6 And Jonathan said to the young man that bare his armour, Come, and let us go over unto the garrison of these uncircumcised: it may be that the Lord will work for us: for there is no restraint to the Lord to save by many or by few.
7 And his armourbearer said unto him, Do all that is in thine heart: turn thee; behold, I am with thee according to thy heart.
8 Then said Jonathan, Behold, we will pass over unto these men, and we will discover ourselves unto them.
9 If they say thus unto us, Tarry until we come to you; then we will stand still in our place, and will not go up unto them.
10 But if they say thus, Come up unto us; then we will go up: for the Lord hath delivered them into our hand: and this shall be a sign unto us.
11 And both of them discovered themselves unto the garrison of the Philistines: and the Philistines said, Behold, the Hebrews come forth out of the holes where they had hid themselves.
12 And the men of the garrison answered Jonathan and his armourbearer, and said, Come up to us, and we will shew you a thing. And Jonathan said unto his armourbearer, Come up after me: for the Lord hath delivered them into the hand of Israel.
13 And Jonathan climbed up upon his hands and upon his feet, and his armourbearer after him: and they fell before Jonathan; and his armourbearer slew after him.
14 And that first slaughter, which Jonathan and his armourbearer made, was about twenty men, within as it were an half acre of land, which a yoke of oxen might plow.
15 And there was trembling in the host, in the field, and among all the people: the garrison, and the spoilers, they also trembled, and the earth quaked: so it was a very great trembling.
16 And the watchmen of Saul in Gibeah of Benjamin looked; and, behold, the multitude melted away, and they went on beating down one another.
17 Then said Saul unto the people that were with him, Number now, and see who is gone from us. And when they had numbered, behold, Jonathan and his armourbearer were not there.
18 And Saul said unto Ahiah, Bring hither the ark of God. For the ark of God was at that time with the children of Israel.

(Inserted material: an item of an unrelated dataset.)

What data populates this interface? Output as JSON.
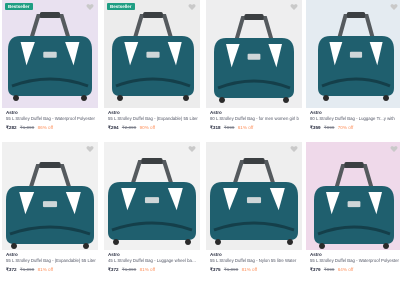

In the paths leading to the garrison, there was a place between two jagged rocks. This was the spot between their two armies. Jonathan put his trust in the Lord, who had promised to fight with the Israelites if they would put their faith in Him. Jonathan knew that in times past, the Lord had blessed small numbers of Israelites to have victory their enemy, no matter what the size of their army was. His armor-bearer faithfully stood by his side. Jonathan said they would allow themselves to be discovered by the Philistines. If the Philistines told them to stay where they were and allow the Philistines to come to them, they would stay. If the Philistines invited them to come to them, Jonathan would know it was a sign from God that He delivered the Philistines into their hands. In faith, they would go towards the Philistines. Jonathan and his armor-bearer went through with their plan. The Philistines discovered them and invited them to go to them and be shown something. Jonathan then knew that God had delivered them into his hands. Jonathan began to kill the soldiers in the garrison. He and his armor-bearer killed about twenty soldiers. The Philistines became scared and trembled. Even the earth began to tremble. Saul’s watchmen saw that the host of the Philistines began to melt away. Saul looked to see who had left his men to fight alone, and saw that it was his son and his armor-bearer. Then Saul called for the priest to bring the ark of the covenant to him.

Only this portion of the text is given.